Si vous pensiez naturellement à prendre du bon temps, le mathématicien en forêt, lui, se pose des questions d’une autre nature. Suis je capable de mesurer la diversité présente au sein des forêts ? Puis-je construire un modèle mathématique qui prédise son évolution ? Le hasard a-t-il un rôle dans le maintien de la biodiversité ?

La diversité s’explique-t-elle grâce au hasard ou par la complexité du milieu ?

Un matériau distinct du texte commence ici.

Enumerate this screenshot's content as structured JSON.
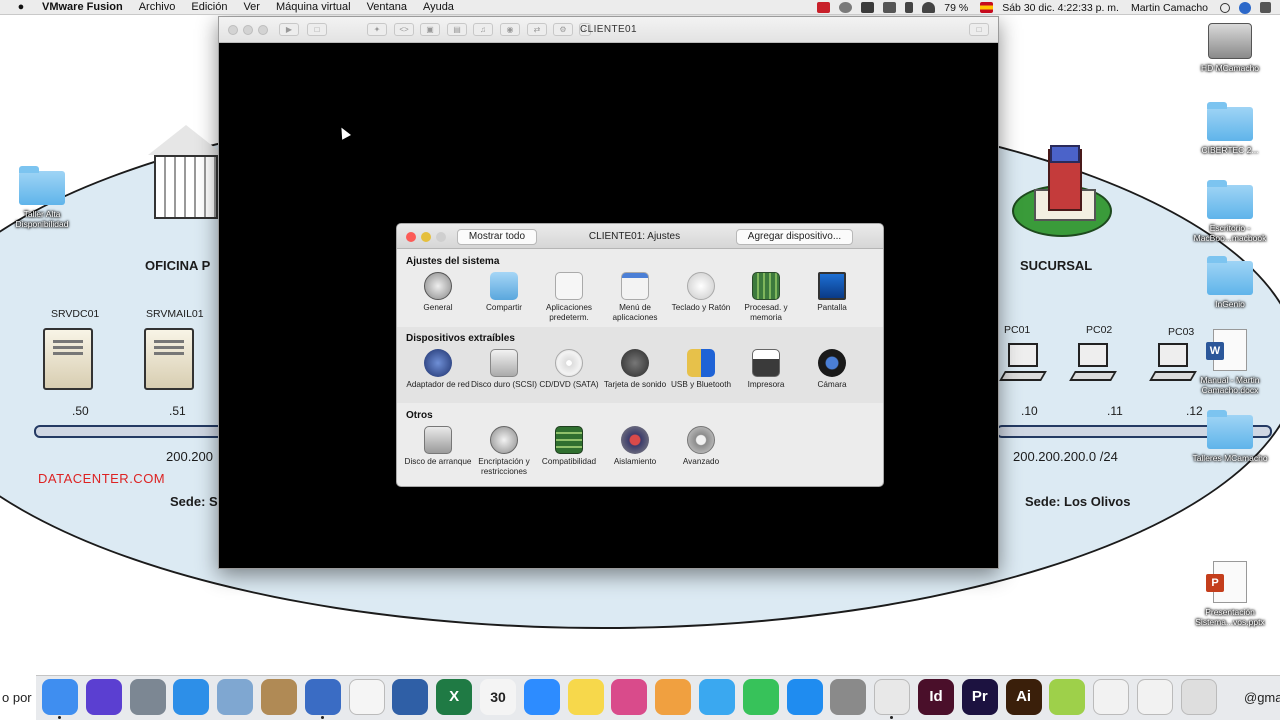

Ces questions ne datent pas d’aujourd’hui. Deux théories existent pour expliquer la diversité au sein des forêts. Une première théorie, dite des « niches », vise à expliquer la répartition des espèces en fonction de leur habitat. Par exemple, si vous remarquez plus de chênes que de charmes dans une forêt, cette théorie avance qu’il y a une raison : cela pourrait être dû à l’acidité du sol, à l’exposition de la parcelle, etc.

Une seconde théorie, dite théorie « neutre », explique par le hasard la répartition des espèces : s’il y a un peu plus de chênes que de charmes ici, c’est dû au hasard – il pourrait tout aussi bien y avoir l’inverse. Ces deux théories ont chacune des arguments irréfutables en leur faveur. Par exemple, on rencontre essentiellement des conifères en haute montagne et ce n’est pas un hasard : ils sont les seuls à pouvoir vivre dans de telles conditions. C’est ce que dit la théorie des niches. En revanche, en plaine, là où le climat est plus tolérant, beaucoup d’espèces partagent un même milieu. Elles ont quasiment les mêmes exigences, leur répartition est due majoritairement au hasard, et la théorie neutre prend tout son sens.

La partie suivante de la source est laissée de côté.